Mass protest in Ankara

Sunday also saw a mass protest against Erdogan back in Ankara, with at least 300,000 people demonstrating against the prime minister’s possible campaign for the presidency this year.

The pro-secularist demonstrators chanted, « We don’t want an imam as president » and « Turkey is secular and will remain secular. »

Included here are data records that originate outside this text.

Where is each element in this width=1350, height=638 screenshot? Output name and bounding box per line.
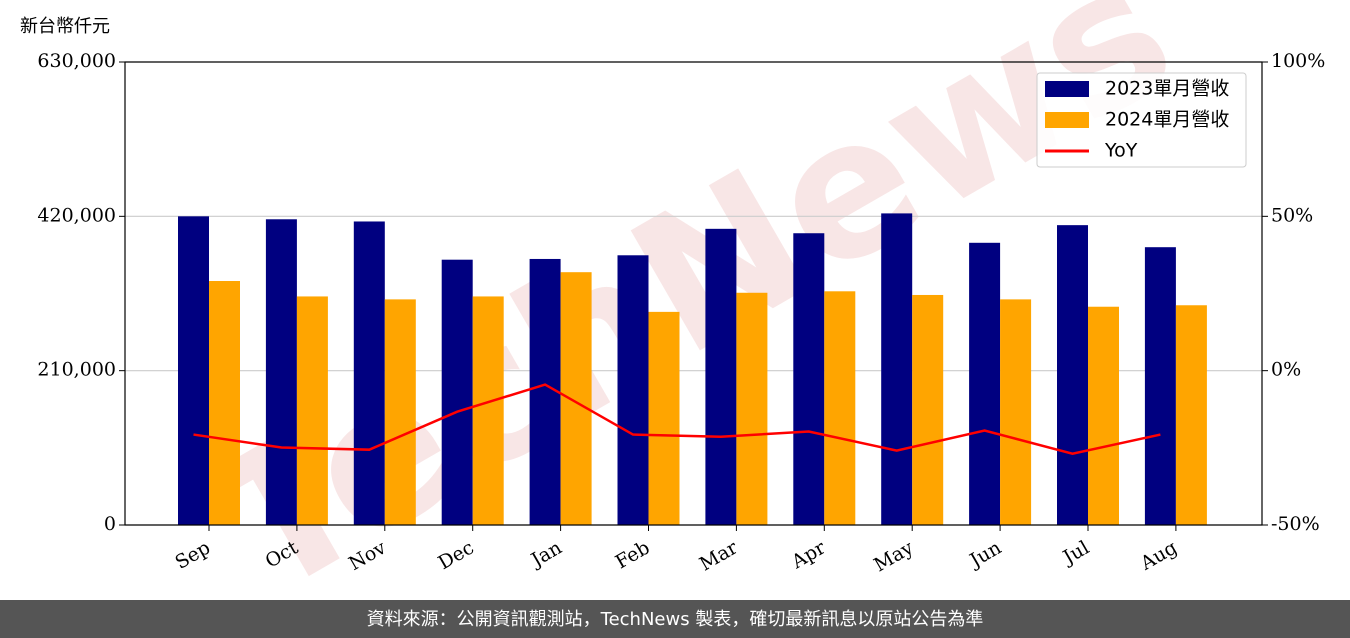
bar	[384, 299, 416, 525]
line	[193, 383, 1161, 455]
legend-label: YoY	[1104, 140, 1138, 162]
x-tick-label: Aug	[1136, 537, 1181, 576]
bar	[472, 296, 504, 525]
legend-swatch	[1045, 81, 1089, 97]
bar	[793, 233, 825, 525]
footer-band	[0, 600, 1350, 638]
bar	[617, 255, 649, 526]
bar	[824, 291, 856, 525]
legend-swatch	[1045, 112, 1089, 128]
y2-tick-label: 50%	[1271, 204, 1313, 226]
legend-box	[1036, 72, 1247, 168]
y2-tick-label: 100%	[1271, 50, 1325, 72]
bar	[353, 221, 385, 525]
bar	[296, 296, 328, 525]
y-tick-label: 0	[104, 513, 116, 535]
x-tick-label: Mar	[696, 536, 742, 575]
y-tick-label: 210,000	[37, 359, 116, 381]
bar	[1144, 247, 1176, 525]
x-tick-label: Jan	[526, 537, 566, 573]
x-tick-label: Jul	[1058, 537, 1093, 570]
bar	[441, 259, 473, 525]
y2-tick-label: -50%	[1271, 513, 1320, 535]
bar	[1088, 306, 1119, 525]
bar	[1175, 305, 1207, 525]
footer: 資料來源：公開資訊觀測站，TechNews 製表，確切最新訊息以原站公告為準	[367, 609, 984, 630]
bar	[560, 272, 592, 525]
y-tick-label: 630,000	[37, 50, 116, 72]
legend-label: 2024單月營收	[1105, 109, 1229, 131]
y2-tick-label: 0%	[1271, 359, 1301, 381]
x-tick-label: Sep	[171, 537, 214, 574]
bar	[912, 294, 944, 525]
x-tick-label: Jun	[965, 537, 1006, 573]
bar	[529, 258, 561, 525]
y-tick-label: 420,000	[37, 204, 116, 226]
bar	[736, 292, 768, 525]
bar	[209, 281, 240, 525]
bar	[1057, 225, 1088, 525]
bar	[648, 311, 680, 525]
y-axis-label: 新台幣仟元	[20, 16, 110, 37]
x-tick-label: May	[870, 536, 917, 576]
bar	[265, 219, 297, 525]
x-tick-label: Feb	[612, 537, 654, 574]
x-tick-label: Apr	[787, 536, 830, 573]
bar	[969, 242, 1001, 526]
bar	[1000, 299, 1032, 525]
bar	[178, 216, 209, 526]
bar	[705, 228, 737, 526]
bar	[881, 213, 913, 525]
plot-frame	[124, 61, 1263, 526]
legend-label: 2023單月營收	[1105, 78, 1229, 100]
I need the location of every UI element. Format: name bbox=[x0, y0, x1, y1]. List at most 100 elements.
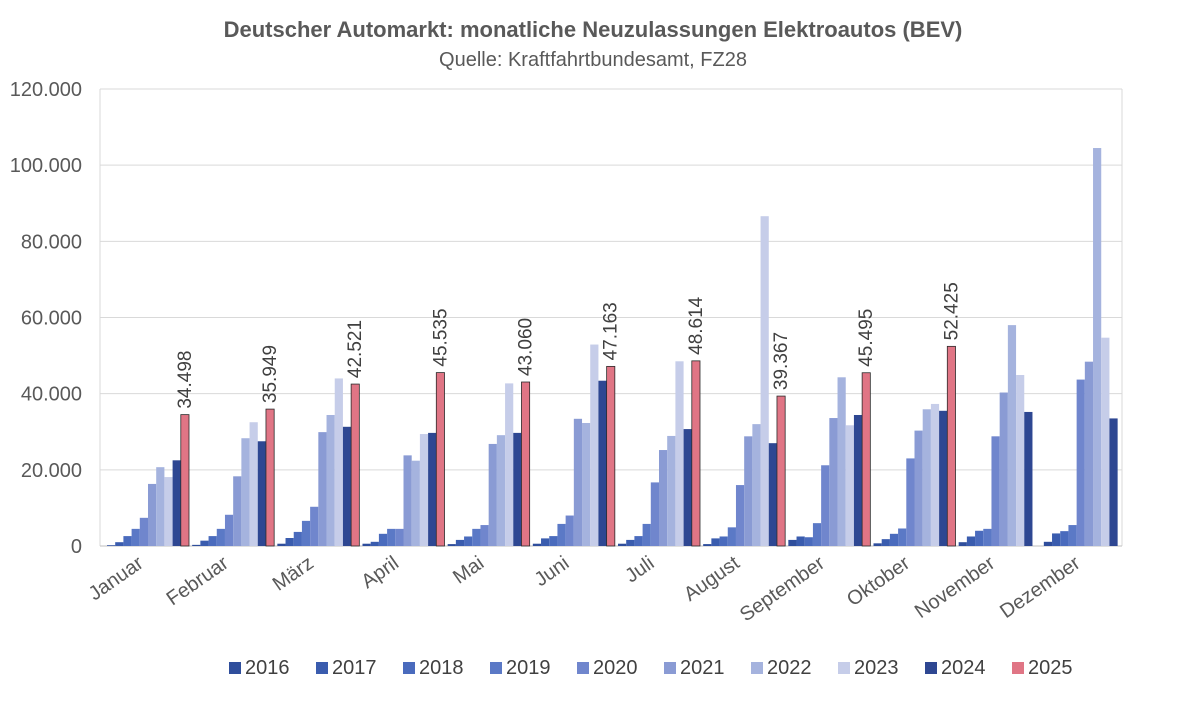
bar-2020 bbox=[480, 525, 489, 546]
bar-2016 bbox=[277, 543, 286, 546]
y-tick-label: 80.000 bbox=[21, 231, 82, 253]
bar-2025 bbox=[350, 383, 360, 547]
bar-2023 bbox=[419, 434, 429, 546]
bar-2016 bbox=[447, 544, 456, 546]
bar-2016 bbox=[873, 543, 882, 546]
legend-swatch-2020 bbox=[577, 662, 589, 674]
data-labels: 34.498 35.949 42.521 45.535 43.060 47.163 48.6… bbox=[175, 282, 963, 408]
bar-2017 bbox=[541, 538, 550, 546]
bar-2021 bbox=[148, 483, 157, 546]
bar-2022 bbox=[752, 424, 761, 546]
bar-2016 bbox=[618, 543, 627, 546]
bar-2024 bbox=[428, 432, 437, 546]
x-tick-label: Oktober bbox=[843, 552, 914, 611]
bar-2019 bbox=[557, 523, 566, 546]
bar-2016 bbox=[1043, 541, 1053, 546]
bar-2022 bbox=[1093, 148, 1102, 546]
bar-2022 bbox=[411, 460, 420, 546]
bar-2023 bbox=[249, 422, 258, 546]
bar-2023 bbox=[590, 344, 599, 546]
bar-2024 bbox=[853, 414, 863, 546]
bar-2017 bbox=[455, 539, 465, 546]
x-tick-label: Januar bbox=[85, 552, 148, 605]
bar-2018 bbox=[1060, 531, 1069, 546]
data-label: 52.425 bbox=[941, 282, 962, 340]
bar-2021 bbox=[488, 443, 497, 546]
legend-label-2021: 2021 bbox=[680, 657, 725, 679]
bar-2019 bbox=[216, 528, 225, 546]
x-tick-label: Februar bbox=[163, 552, 233, 610]
bar-2024 bbox=[257, 441, 266, 546]
bar-2022 bbox=[582, 422, 591, 546]
bar-2025 bbox=[776, 395, 786, 547]
legend-swatch-2018 bbox=[403, 662, 415, 674]
bar-2016 bbox=[362, 543, 371, 546]
bar-2021 bbox=[999, 392, 1008, 546]
bar-2017 bbox=[115, 542, 124, 546]
legend-label-2018: 2018 bbox=[419, 657, 464, 679]
bar-2020 bbox=[565, 515, 574, 546]
bar-2023 bbox=[675, 361, 684, 546]
legend-label-2022: 2022 bbox=[767, 657, 812, 679]
bar-2022 bbox=[326, 414, 335, 546]
bar-2021 bbox=[744, 436, 753, 546]
bar-2025 bbox=[691, 360, 701, 547]
legend-label-2025: 2025 bbox=[1028, 657, 1073, 679]
bar-2020 bbox=[650, 482, 659, 546]
bar-2020 bbox=[310, 506, 319, 546]
bar-2020 bbox=[1076, 379, 1085, 546]
bar-2018 bbox=[464, 536, 473, 546]
y-tick-label: 100.000 bbox=[10, 155, 82, 177]
bar-2019 bbox=[898, 528, 907, 546]
legend: 2016 2017 2018 2019 2020 2021 2022 2023 2024 2025 bbox=[229, 657, 1073, 679]
bar-2024 bbox=[342, 426, 352, 546]
bar-2024 bbox=[598, 380, 607, 546]
bar-2017 bbox=[370, 541, 379, 546]
data-label: 45.495 bbox=[856, 309, 877, 367]
bar-2021 bbox=[914, 430, 923, 546]
chart-subtitle: Quelle: Kraftfahrtbundesamt, FZ28 bbox=[439, 49, 747, 71]
bar-2018 bbox=[634, 536, 643, 546]
bar-2020 bbox=[139, 517, 148, 546]
bar-2023 bbox=[164, 477, 173, 546]
bar-2020 bbox=[395, 528, 404, 546]
bar-2024 bbox=[513, 432, 522, 546]
bar-2022 bbox=[241, 438, 250, 546]
bar-2023 bbox=[1101, 337, 1110, 546]
data-label: 39.367 bbox=[771, 332, 792, 390]
data-label: 45.535 bbox=[430, 308, 451, 366]
bar-2024 bbox=[768, 443, 777, 546]
bar-2024 bbox=[172, 460, 181, 546]
x-tick-label: Juni bbox=[531, 552, 574, 591]
bar-2025 bbox=[521, 381, 531, 547]
x-tick-label: November bbox=[911, 552, 999, 623]
bar-2017 bbox=[626, 539, 635, 546]
bar-2019 bbox=[1068, 525, 1077, 546]
bar-2025 bbox=[861, 372, 871, 547]
bar-2022 bbox=[1007, 325, 1017, 546]
bar-2016 bbox=[107, 545, 116, 546]
legend-label-2016: 2016 bbox=[245, 657, 290, 679]
y-tick-label: 40.000 bbox=[21, 384, 82, 406]
bar-2022 bbox=[496, 435, 506, 546]
data-label: 42.521 bbox=[345, 320, 366, 378]
bar-2017 bbox=[1052, 533, 1061, 546]
bar-2021 bbox=[573, 418, 583, 546]
bar-2016 bbox=[958, 542, 967, 546]
bar-2024 bbox=[1109, 418, 1118, 546]
y-axis: 0 20.000 40.000 60.000 80.000 100.000 120.000 bbox=[10, 79, 82, 558]
bar-2023 bbox=[930, 403, 940, 546]
bar-2017 bbox=[711, 538, 720, 546]
x-tick-label: März bbox=[269, 552, 318, 596]
bar-2025 bbox=[435, 372, 445, 547]
legend-swatch-2019 bbox=[490, 662, 502, 674]
bar-2019 bbox=[983, 528, 992, 546]
legend-swatch-2025 bbox=[1012, 662, 1024, 674]
legend-swatch-2024 bbox=[925, 662, 937, 674]
bar-2018 bbox=[804, 537, 813, 546]
bar-2021 bbox=[659, 450, 668, 546]
bar-2017 bbox=[200, 540, 209, 546]
data-label: 34.498 bbox=[175, 350, 196, 408]
y-tick-label: 60.000 bbox=[21, 308, 82, 330]
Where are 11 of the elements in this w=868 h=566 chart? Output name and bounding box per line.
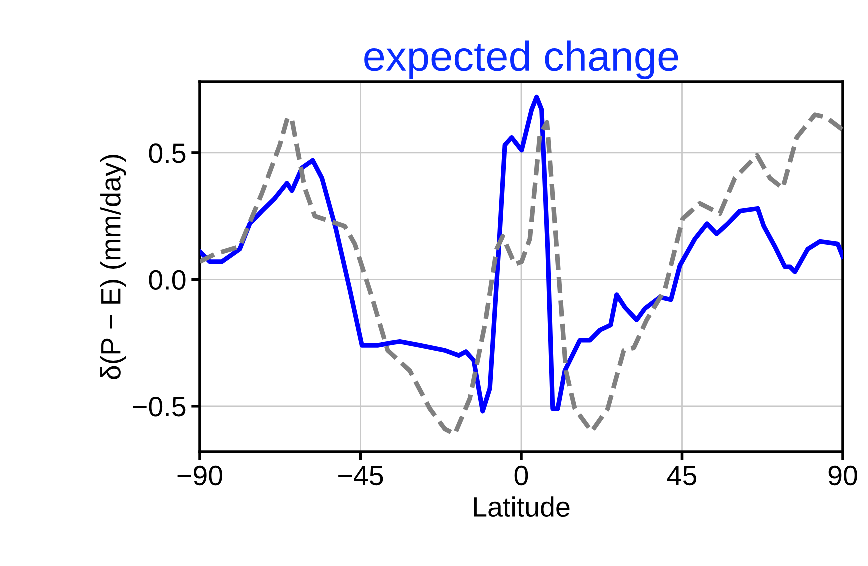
x-tick-label: 90 — [828, 466, 858, 486]
x-tick-label: 0 — [514, 466, 528, 486]
y-tick-label: −0.5 — [133, 397, 186, 417]
x-axis-title: Latitude — [474, 496, 570, 518]
chart-title: expected change — [364, 40, 678, 80]
x-tick-label: −90 — [178, 466, 222, 486]
y-tick-label: 0.5 — [149, 144, 186, 164]
x-tick-label: −45 — [338, 466, 384, 486]
y-tick-label: 0.0 — [149, 270, 186, 290]
x-tick-label: 45 — [667, 466, 697, 486]
y-axis-title: δ(P − E) (mm/day) — [100, 155, 126, 380]
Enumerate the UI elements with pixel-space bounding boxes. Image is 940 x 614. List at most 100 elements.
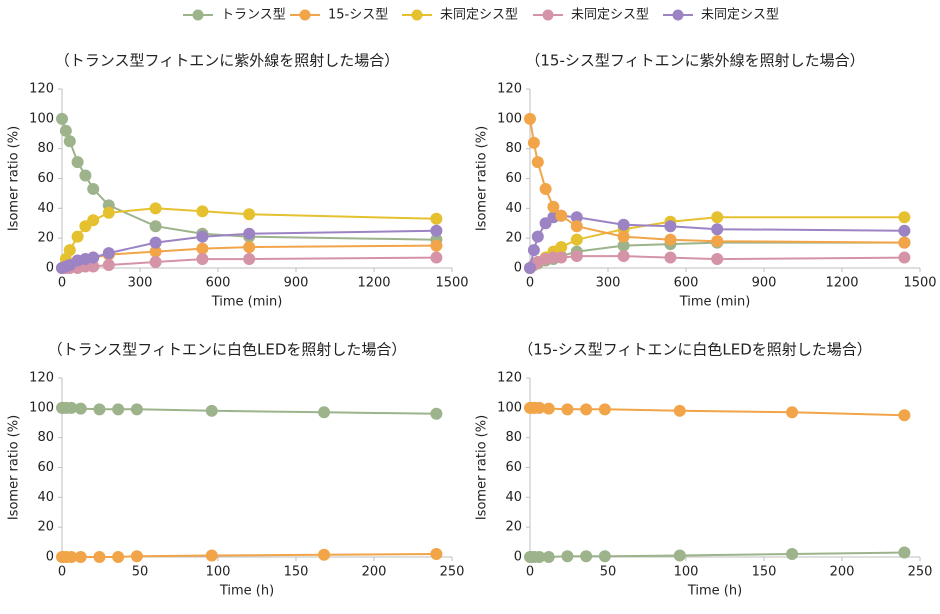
y-axis-label: Isomer ratio (%): [7, 415, 22, 520]
data-point: [112, 551, 125, 563]
chart-title: （15-シス型フィトエンに白色LEDを照射した場合）: [518, 341, 872, 359]
data-point: [149, 236, 162, 249]
y-tick-label: 80: [505, 430, 522, 445]
y-axis-label: Isomer ratio (%): [475, 126, 490, 231]
y-tick-label: 120: [497, 371, 522, 386]
data-point: [580, 550, 593, 563]
data-point: [561, 403, 574, 416]
data-point: [205, 549, 218, 562]
x-tick-label: 150: [752, 565, 777, 580]
x-tick-label: 250: [908, 565, 933, 580]
data-point: [598, 403, 611, 416]
data-point: [65, 401, 78, 414]
data-point: [617, 250, 630, 263]
data-point: [617, 239, 630, 252]
data-point: [130, 403, 143, 416]
data-point: [56, 112, 68, 125]
data-point: [93, 403, 106, 416]
chart-panel: （15-シス型フィトエンに白色LEDを照射した場合） 0 20 40 60 80 100 12…: [475, 341, 933, 599]
data-point: [524, 112, 536, 125]
data-point: [149, 220, 162, 233]
y-tick-label: 0: [514, 261, 522, 276]
data-point: [71, 156, 84, 169]
data-point: [898, 236, 911, 249]
x-tick-label: 900: [284, 276, 309, 291]
x-tick-label: 600: [674, 276, 699, 291]
data-point: [59, 124, 72, 137]
data-point: [87, 182, 100, 195]
data-point: [63, 135, 76, 148]
legend-label: 未同定シス型: [701, 8, 779, 23]
data-point: [430, 224, 443, 237]
data-point: [533, 401, 546, 414]
data-point: [430, 239, 443, 252]
data-point: [196, 205, 209, 218]
x-tick-label: 150: [284, 565, 309, 580]
y-tick-label: 100: [497, 111, 522, 126]
data-point: [617, 230, 630, 243]
data-point: [430, 548, 443, 561]
x-tick-label: 900: [752, 276, 777, 291]
chart-panel: （トランス型フィトエンに白色LEDを照射した場合） 0 20 40 60 80 100 120…: [7, 341, 465, 599]
data-point: [555, 241, 568, 254]
data-point: [598, 550, 611, 563]
data-point: [711, 223, 724, 236]
data-point: [318, 548, 331, 561]
data-point: [570, 211, 583, 224]
legend-label: 未同定シス型: [571, 8, 649, 23]
data-point: [555, 209, 568, 222]
data-point: [580, 403, 593, 416]
x-tick-label: 1200: [825, 276, 858, 291]
data-point: [205, 404, 218, 417]
series-line: [61, 118, 437, 241]
data-point: [318, 406, 331, 419]
data-point: [786, 548, 799, 561]
y-tick-label: 40: [505, 201, 522, 216]
data-point: [430, 251, 443, 264]
x-tick-label: 50: [600, 565, 617, 580]
y-tick-label: 0: [46, 261, 54, 276]
legend-label: トランス型: [221, 8, 286, 23]
data-point: [786, 406, 799, 419]
data-point: [664, 220, 677, 233]
data-point: [664, 233, 677, 246]
y-tick-label: 100: [29, 111, 54, 126]
y-tick-label: 20: [505, 231, 522, 246]
legend-marker: [192, 9, 204, 21]
x-axis-label: Time (min): [679, 295, 751, 310]
chart-title: （15-シス型フィトエンに紫外線を照射した場合）: [525, 52, 864, 70]
x-tick-label: 1500: [435, 276, 468, 291]
data-point: [243, 241, 256, 254]
legend-marker: [542, 9, 554, 21]
x-tick-label: 100: [206, 565, 231, 580]
x-axis-label: Time (min): [211, 295, 283, 310]
data-point: [711, 235, 724, 248]
data-point: [617, 218, 630, 231]
data-point: [527, 244, 540, 257]
data-point: [570, 233, 583, 246]
y-tick-label: 0: [46, 550, 54, 565]
x-tick-label: 300: [128, 276, 153, 291]
data-point: [542, 402, 555, 415]
y-axis-label: Isomer ratio (%): [7, 126, 22, 231]
x-tick-label: 200: [830, 565, 855, 580]
data-point: [243, 253, 256, 266]
y-tick-label: 80: [37, 141, 54, 156]
x-axis-label: Time (h): [687, 584, 742, 599]
data-point: [87, 214, 100, 227]
x-tick-label: 600: [206, 276, 231, 291]
data-point: [112, 403, 125, 416]
data-point: [102, 206, 115, 219]
data-point: [547, 200, 560, 213]
data-point: [74, 402, 87, 415]
data-point: [74, 551, 87, 563]
data-point: [664, 251, 677, 264]
data-point: [196, 242, 209, 255]
data-point: [149, 245, 162, 258]
legend-marker: [672, 9, 684, 21]
y-tick-label: 100: [29, 400, 54, 415]
data-point: [65, 551, 78, 563]
data-point: [79, 169, 92, 182]
data-point: [102, 247, 115, 260]
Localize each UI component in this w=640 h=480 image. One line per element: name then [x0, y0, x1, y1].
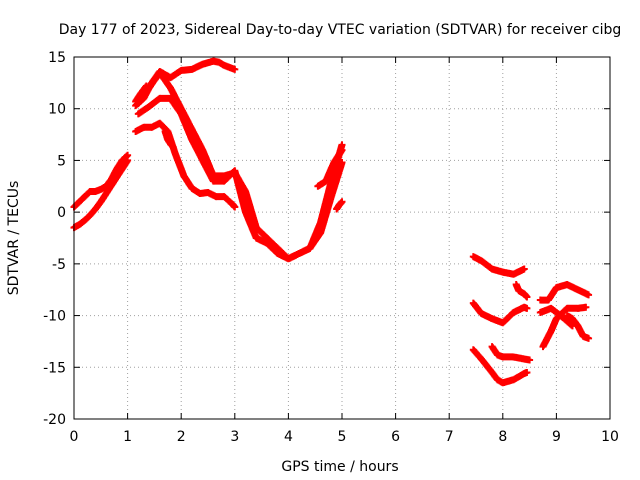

Since he became prime minister, Erdogan and his conservative religious party Justice and Development Party (AKP) have repeatedly drawn criticism from the country’s secular community, which has accused him of eroding separation between church and state. Erdogan has tried to lift a Turkish ban on head scarves in schools and public buildings and he’s tried to pass legislation that would make adultery a prosecutable offense — a move he abandoned under heavy EU pressure.

On Thursday, Turkey’s powerful military weighed in on the presidential election, emphasizing that a secularly oriented successor should be found for current President Ahmed Necdet Sezers, whose term ends in May.

Turkey’s president is chosen by parliament, where Erdogan’s AKP holds the majority. So far Erdogan hasn’t said whether he will run, but his party is expected to make an announcement on Wednesday about its future candidate.

Erdogan has repeatedly rejected accusations that his party pursues religious policies.